Je ne dormais pas. Il était peut-être minuit, peut-être une heure du matin, mais je ne dormais pas. Parce que quand j'essayais, je tremblais. J'avais peur. Le monstre étant sorti de mon corps il y avait à peine quelques heures, je me sentais vide depuis, je sentais qu'il me manquait quelque chose. Peut-être une identité, puisque l'autre m'avait prit la mienne. Je ne savais pas vraiment.

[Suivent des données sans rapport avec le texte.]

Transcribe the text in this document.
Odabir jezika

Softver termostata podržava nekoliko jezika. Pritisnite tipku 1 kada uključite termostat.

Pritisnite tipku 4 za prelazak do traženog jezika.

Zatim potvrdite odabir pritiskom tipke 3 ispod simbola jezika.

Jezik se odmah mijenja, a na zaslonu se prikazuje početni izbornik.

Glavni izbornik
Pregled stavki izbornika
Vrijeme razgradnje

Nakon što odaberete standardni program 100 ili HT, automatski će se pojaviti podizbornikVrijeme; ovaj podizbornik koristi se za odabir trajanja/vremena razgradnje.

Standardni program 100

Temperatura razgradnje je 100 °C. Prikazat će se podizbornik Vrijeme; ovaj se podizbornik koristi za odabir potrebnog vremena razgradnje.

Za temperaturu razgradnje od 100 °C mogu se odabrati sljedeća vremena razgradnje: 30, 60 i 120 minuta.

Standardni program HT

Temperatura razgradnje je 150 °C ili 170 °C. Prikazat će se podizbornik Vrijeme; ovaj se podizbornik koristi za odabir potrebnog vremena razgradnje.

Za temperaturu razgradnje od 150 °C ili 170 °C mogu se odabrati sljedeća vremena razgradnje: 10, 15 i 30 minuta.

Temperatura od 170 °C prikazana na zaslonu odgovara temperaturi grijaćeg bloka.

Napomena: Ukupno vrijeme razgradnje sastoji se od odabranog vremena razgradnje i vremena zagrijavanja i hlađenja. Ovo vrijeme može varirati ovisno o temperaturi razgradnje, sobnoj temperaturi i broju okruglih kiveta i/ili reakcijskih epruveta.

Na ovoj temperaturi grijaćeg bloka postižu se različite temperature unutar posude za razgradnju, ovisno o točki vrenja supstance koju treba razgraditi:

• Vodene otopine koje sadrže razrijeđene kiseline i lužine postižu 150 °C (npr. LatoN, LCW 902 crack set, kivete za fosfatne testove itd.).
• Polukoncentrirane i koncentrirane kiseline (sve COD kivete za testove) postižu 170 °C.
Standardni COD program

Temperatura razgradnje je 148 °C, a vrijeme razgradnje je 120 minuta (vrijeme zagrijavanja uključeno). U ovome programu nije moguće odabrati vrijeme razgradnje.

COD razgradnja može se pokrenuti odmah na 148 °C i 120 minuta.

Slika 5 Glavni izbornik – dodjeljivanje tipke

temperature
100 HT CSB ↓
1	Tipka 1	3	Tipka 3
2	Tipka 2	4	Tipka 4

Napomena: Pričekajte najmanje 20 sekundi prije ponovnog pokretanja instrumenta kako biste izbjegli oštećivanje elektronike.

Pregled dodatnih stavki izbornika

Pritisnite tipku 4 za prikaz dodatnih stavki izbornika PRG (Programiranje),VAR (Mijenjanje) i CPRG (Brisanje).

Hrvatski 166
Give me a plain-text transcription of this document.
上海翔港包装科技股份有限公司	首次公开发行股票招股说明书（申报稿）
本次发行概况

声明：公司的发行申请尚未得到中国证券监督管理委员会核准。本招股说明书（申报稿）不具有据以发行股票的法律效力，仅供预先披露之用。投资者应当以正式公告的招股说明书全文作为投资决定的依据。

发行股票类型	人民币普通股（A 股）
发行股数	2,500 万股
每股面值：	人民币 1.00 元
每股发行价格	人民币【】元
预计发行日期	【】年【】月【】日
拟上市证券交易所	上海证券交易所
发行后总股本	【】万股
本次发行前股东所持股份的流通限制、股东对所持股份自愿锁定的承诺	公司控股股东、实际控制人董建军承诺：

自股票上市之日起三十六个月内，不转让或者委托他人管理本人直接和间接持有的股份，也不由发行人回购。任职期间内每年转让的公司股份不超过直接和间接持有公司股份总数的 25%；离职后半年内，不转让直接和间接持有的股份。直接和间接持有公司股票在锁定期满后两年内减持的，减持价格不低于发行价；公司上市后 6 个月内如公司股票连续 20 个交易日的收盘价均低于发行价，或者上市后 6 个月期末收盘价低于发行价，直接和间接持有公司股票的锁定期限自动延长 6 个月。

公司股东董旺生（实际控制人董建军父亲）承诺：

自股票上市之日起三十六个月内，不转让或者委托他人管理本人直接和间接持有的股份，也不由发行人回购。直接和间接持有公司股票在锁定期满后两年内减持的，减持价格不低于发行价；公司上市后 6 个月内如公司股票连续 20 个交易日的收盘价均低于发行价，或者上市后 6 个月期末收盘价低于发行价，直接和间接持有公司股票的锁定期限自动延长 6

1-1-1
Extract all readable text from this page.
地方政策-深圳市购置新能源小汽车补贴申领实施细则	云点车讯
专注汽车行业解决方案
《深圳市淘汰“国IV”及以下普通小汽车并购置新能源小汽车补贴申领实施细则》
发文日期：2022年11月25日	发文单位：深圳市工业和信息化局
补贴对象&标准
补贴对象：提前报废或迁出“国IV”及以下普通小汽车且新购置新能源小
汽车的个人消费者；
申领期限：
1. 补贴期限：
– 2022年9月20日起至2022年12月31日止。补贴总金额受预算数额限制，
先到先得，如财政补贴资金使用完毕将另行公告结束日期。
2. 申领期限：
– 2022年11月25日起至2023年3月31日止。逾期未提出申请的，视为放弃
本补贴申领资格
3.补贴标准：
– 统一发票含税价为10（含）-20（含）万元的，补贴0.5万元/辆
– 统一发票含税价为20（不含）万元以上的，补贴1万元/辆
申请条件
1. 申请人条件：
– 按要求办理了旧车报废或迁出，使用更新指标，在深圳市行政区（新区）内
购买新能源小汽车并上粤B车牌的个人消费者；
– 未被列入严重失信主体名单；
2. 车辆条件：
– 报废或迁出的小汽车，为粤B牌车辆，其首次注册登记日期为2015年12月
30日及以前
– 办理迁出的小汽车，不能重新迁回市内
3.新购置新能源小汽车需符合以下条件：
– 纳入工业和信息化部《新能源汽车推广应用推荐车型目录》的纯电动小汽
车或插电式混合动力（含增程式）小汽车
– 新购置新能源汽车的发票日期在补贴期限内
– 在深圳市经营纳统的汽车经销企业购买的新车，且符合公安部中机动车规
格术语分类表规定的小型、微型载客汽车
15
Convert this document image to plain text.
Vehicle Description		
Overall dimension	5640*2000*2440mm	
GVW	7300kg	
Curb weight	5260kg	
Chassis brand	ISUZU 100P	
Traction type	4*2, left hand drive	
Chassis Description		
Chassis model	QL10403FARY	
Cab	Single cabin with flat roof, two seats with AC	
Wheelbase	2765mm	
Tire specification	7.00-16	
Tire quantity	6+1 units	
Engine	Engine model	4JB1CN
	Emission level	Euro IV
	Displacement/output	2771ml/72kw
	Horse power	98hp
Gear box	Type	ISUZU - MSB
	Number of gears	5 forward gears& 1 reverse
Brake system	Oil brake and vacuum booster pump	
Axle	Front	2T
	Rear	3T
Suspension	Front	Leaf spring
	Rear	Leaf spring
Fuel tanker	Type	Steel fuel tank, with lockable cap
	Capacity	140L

J'étais de nouveau dans ce cachot immense, encore parsemé de mon propre sang que Thanos avait fait couler cinq ans auparavant. Je sentais une immense faiblesse me prendre en cet endroit maudit. Mes chaînes étaient lourdes, tout comme mon cœur. J'avais tout perdu. Fenrir, Jurg, Thor, Òd, et certainement d'autres dont pour le moment j'ignorais l'identité.

Peut-être qu'eux aussi n'en avaient pas. Comment savoir ?

Un grincement de porte se manifesta devant moi, tandis que le monstre Loki venait de se placer devant moi. Il semblait satisfait. Je le détestais tellement. Je n'osais même pas imaginé ce qu'ils avaient fait, avec Thor. Ce que j'avais fait avec Thor, d'ailleurs. Malgré sa sortie de mon corps originel, il a gardé mon identité et mon apparence.

"Alors, mon second, on s'amuse bien ? On fait danser les chaînes ?"

"Monstre, je t'ordonne de te taire ! Tu es encore moi à ce que je sache !"

"Hey, man, tu croyais franchement que j'allais t'obéir ? Non ! C'est fini ! C'est l'heure de mon règne à moi maintenant ! Tu vas être gentil, d'accord, et accepter de mourir, comme le bon petit soumis que tu es depuis toujours."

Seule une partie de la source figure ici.